FDM (Fused Deposition Modeling)

This glossary provides a quick reference for common FDM filament acronyms, their properties, vulnerabilities, and ideal use cases.

• PLA (Polylactic Acid)
  
  

  Summary:

  A biodegradable and relatively strong filament derived from renewable sources like corn starch. Easy to print with minimal warping and produces a smooth finish.

  Vulnerabilities:

  Brittle, low heat resistance, not suitable for functional parts under stress.

  Best Use Case:

  Prototypes, figurines, decorative items.
  
  

• PETG (Polyethylene Terephthalate Glycol)
  
  

  Summary:

  A durable and versatile filament with good chemical resistance. More impact-resistant than PLA and offers better heat tolerance.

  Vulnerabilities:

  Requires higher printing temperatures compared to PLA, can be stringy if not dialed in correctly.

  Best Use Case:

  Functional parts, water bottle replacements, outdoor parts.
  
  

• TPU (Thermoplastic Polyurethane)
  
  

  Summary:

  A flexible filament with rubber-like properties. Great for printing objects that need to bend or absorb impact.

  Vulnerabilities:

  flexibility, may require specific nozzle adjustments.

  Best Use Case:

  Gaskets, phone cases, footwear components.
  
  

• PVA (Polyvinyl Alcohol)
  
  

  Summary:

  A water-soluble support filament used for complex prints with overhangs or internal cavities. Dissolves easily in water after printing.

  Vulnerabilities:

  Highly water-soluble, not suitable for standalone prints.

  Best Use Case:

  Support structures for complex 3D prints.
  
  

• PET (Polyethylene Terephthalate)
  
  

  Summary:

  Not commonly used in filament form for 3D printing due to its high melting temperature and difficulty in adhering to layers. Primarily used for beverage bottles.

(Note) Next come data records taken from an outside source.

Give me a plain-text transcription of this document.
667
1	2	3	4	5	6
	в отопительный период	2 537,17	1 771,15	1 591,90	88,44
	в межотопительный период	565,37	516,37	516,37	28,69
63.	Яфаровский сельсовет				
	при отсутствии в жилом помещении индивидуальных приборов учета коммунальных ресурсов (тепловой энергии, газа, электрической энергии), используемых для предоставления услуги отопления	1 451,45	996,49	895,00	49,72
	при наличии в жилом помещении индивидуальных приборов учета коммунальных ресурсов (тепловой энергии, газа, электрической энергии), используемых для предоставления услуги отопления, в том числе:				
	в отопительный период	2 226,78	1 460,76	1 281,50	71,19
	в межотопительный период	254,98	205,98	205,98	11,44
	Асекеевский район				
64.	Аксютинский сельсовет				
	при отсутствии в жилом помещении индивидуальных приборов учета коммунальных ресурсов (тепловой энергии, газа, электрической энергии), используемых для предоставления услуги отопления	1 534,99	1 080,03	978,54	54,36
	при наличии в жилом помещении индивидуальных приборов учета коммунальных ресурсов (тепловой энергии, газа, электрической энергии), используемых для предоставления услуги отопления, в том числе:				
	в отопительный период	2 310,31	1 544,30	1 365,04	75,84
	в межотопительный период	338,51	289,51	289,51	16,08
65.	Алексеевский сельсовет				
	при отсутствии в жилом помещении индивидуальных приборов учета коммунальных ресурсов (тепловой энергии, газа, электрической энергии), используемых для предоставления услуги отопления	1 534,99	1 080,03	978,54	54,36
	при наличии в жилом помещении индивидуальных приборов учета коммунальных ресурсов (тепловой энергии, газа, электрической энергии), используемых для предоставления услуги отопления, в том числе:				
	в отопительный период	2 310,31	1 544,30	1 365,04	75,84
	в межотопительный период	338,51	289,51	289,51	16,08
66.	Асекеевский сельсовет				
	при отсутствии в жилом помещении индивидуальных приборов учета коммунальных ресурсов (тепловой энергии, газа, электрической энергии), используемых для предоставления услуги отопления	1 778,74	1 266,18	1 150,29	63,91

• ABS (Acrylonitrile Butadiene Styrene)
  
  

  Summary:

  A strong and durable filament with good heat resistance. Known for its glossy finish.

  Vulnerabilities:

  Warps more than PLA or PETG, emits fumes during printing requiring ventilation.

  Best Use Case:

  Functional parts, prototypes requiring high heat resistance, LEGO-like bricks.
  
  

• ASA (Acrylonitrile Styrene Acrylate)
  
  

  Summary:

  Similar to ABS but with improved UV resistance, making it suitable for outdoor applications. Less prone to warping compared to ABS.

  Vulnerabilities:

  Requires an enclosed printing chamber for optimal results.

  Best Use Case:

  Outdoor parts, automotive components, items requiring UV resistance.
  
  

• PA (Polyamide)
  
  

  Summary:

  Also known as Nylon, a versatile and high-strength filament with excellent abrasion resistance.

  Vulnerabilities:

  Requires higher printing temperatures and an enclosed chamber, hygroscopic properties (absorbs moisture from the air).

  Best Use Case:

  Functional parts requiring high strength and durability, gears, bearings.
  
  

• Carbon/Glass Fiber Reinforced Polymer
  
  

  Summary:

  Not a single filament but a composite where PLA, PETG, Nylon (PA) etc. are reinforced with carbon or glass fibers. This significantly improves strength, stiffness, and heat resistance of the base filament.

  Vulnerabilities:

  Requires a special nozzle due to abrasive nature of the fibers. Can be more difficult to print compared to the base filament.

  Best Use Case:

  Functional parts requiring high mechanical performance, lightweight and rigid parts like drone components.
  
  

FDM Printing in a Nutshell

FDM, or Fused Deposition Modeling, is a 3D printing process that creates objects by laying down thin layers of melted filament. A spool of filament is fed through a heated nozzle that extrudes the material onto a build platform. The printer follows a digital blueprint, building the object layer by layer until it’s complete.

FDM printing is a popular choice for hobbyists and professionals alike due to its versatility and affordability. It’s widely used for prototyping, creating functional parts, and manufacturing a vast array of objects.